At first the idea of shopping and social media don’t really have a lot in common, but my premise has to do with the way we present ourselves to the world. While I grew up having my favourite designer stores creating the type of clothes that represented me, I feel that this same need for ‘real world’ expression is disappearing (or perhaps, has disappeared already).
Retailers will argue that they can’t compete with the range and price of items available online, but I think there’s been a replacement of the very need that shopping for yourself once fulfilled.
My favourite stores used to be Tarocash and Esprit as their once individual line represented me. Mix and match arty t-shirts, funky jeans and unique belt-buckles and I was Kevin! My haircut, the records I bought, and the little nick nacks I purchased for home were an extension of myself. These days my various online profiles are that extension of myself. It’s a cheaper option.
Ask yourself if you buy as many clothes as you used to. Does your need for self expression now find its way online, rather than the real world? By sharing the videos and ideas you like, do you find the need to share your favourite music or your thoughts with those physically around you not as important? Let’s face it, you can express yourself on Facebook to your friends and family without the need to dress yourself up or put on make-up. You don’t even need to buy the music you like – just share the YouTube clip!

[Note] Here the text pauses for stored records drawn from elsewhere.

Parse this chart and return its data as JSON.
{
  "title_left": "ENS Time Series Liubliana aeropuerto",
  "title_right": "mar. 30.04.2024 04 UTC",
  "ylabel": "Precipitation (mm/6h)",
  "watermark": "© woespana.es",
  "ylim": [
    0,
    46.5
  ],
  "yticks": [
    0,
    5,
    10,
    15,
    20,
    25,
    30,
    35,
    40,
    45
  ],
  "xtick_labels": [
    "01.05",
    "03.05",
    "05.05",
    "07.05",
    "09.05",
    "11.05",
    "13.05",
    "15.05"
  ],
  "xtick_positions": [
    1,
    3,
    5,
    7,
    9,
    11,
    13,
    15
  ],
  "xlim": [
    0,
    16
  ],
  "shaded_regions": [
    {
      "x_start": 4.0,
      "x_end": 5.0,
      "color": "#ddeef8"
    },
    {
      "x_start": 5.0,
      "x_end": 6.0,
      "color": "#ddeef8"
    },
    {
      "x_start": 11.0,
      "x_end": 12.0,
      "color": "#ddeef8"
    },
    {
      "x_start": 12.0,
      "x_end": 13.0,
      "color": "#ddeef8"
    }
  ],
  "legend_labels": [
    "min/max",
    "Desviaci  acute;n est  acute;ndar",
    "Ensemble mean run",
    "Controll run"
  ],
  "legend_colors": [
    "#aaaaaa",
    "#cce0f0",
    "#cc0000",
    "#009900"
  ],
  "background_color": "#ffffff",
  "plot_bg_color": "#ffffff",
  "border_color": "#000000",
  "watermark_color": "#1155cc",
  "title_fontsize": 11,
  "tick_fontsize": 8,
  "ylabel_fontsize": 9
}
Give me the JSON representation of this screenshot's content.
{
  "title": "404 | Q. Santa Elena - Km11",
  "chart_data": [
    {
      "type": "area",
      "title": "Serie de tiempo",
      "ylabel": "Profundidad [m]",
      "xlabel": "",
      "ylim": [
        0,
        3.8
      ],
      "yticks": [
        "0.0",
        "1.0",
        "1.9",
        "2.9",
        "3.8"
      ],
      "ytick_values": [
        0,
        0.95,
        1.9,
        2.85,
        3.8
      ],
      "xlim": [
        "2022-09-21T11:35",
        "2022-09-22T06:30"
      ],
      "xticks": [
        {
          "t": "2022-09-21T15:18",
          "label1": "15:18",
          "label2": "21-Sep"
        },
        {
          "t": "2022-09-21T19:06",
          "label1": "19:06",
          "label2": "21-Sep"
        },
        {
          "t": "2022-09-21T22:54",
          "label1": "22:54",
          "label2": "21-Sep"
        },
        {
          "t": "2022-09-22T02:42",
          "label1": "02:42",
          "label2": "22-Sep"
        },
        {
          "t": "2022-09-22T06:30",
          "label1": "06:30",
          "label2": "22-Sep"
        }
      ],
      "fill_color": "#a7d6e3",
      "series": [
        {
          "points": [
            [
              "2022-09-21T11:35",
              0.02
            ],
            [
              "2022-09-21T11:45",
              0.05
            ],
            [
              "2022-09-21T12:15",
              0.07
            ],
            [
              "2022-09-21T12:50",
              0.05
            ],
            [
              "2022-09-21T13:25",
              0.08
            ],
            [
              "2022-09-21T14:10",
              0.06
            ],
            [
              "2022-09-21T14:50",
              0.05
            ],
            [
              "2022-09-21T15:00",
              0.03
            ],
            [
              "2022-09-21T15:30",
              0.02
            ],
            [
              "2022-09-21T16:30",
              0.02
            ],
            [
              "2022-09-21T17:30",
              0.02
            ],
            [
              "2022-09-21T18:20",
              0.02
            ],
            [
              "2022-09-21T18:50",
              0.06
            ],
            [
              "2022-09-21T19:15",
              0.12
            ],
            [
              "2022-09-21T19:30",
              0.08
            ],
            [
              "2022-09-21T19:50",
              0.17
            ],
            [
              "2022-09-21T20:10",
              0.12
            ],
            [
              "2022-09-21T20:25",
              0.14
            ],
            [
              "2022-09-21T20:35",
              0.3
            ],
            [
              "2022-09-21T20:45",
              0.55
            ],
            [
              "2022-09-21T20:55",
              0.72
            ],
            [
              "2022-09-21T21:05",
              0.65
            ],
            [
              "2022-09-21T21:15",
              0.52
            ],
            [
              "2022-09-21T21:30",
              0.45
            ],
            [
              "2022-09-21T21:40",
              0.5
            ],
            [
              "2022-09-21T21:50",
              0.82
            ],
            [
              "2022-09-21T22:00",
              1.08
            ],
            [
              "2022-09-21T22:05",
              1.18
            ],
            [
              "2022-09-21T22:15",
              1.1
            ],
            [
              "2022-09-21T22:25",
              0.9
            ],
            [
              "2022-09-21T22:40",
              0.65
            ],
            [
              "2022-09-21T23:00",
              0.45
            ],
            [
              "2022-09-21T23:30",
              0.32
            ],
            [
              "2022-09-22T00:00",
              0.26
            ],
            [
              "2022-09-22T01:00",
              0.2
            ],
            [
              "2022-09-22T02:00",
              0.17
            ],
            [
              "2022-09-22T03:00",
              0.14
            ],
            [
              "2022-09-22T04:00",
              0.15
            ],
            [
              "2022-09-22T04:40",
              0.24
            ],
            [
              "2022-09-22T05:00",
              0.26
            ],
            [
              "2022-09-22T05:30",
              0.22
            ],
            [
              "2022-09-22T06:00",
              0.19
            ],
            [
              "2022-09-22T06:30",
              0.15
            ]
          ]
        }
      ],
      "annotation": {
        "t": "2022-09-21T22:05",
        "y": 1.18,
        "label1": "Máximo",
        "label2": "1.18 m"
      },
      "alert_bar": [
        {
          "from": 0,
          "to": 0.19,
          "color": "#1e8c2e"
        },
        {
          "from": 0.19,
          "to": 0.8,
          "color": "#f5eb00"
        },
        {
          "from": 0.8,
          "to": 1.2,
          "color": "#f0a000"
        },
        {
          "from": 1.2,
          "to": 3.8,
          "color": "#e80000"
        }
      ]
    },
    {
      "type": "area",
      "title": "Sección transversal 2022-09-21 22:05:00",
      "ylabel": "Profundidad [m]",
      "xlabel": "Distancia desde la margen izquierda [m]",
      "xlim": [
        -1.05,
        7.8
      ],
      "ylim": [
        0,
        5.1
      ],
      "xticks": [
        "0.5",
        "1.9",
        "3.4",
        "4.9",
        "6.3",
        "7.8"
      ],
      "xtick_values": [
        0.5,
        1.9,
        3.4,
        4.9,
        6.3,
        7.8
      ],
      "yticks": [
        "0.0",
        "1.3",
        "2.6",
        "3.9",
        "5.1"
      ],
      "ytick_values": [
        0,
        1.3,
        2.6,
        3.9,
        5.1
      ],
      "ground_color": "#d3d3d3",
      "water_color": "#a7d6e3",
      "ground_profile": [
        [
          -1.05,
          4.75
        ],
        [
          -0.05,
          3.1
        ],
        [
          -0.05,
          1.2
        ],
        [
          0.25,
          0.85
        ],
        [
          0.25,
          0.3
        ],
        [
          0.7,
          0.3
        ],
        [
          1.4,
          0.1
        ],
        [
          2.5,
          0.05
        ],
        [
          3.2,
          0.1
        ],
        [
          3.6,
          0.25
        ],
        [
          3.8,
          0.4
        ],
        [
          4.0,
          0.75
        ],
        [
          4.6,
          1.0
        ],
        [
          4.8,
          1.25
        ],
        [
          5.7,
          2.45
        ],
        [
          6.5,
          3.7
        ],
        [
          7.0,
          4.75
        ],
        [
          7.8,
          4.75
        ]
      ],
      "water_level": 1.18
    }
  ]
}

I know it’s an odd theory, but think about it. You can post a review, share your media and blog to your heart’s content, putting yourself out there – thus shrinking the need to do so to those around you. I’m not saying we’ve stopped relating to the world completely, but part of our need to ‘be’ is taken care of on the very device you are using right now. Your need to express the same through retail therapy is, rightly or wrongly, not as important any more.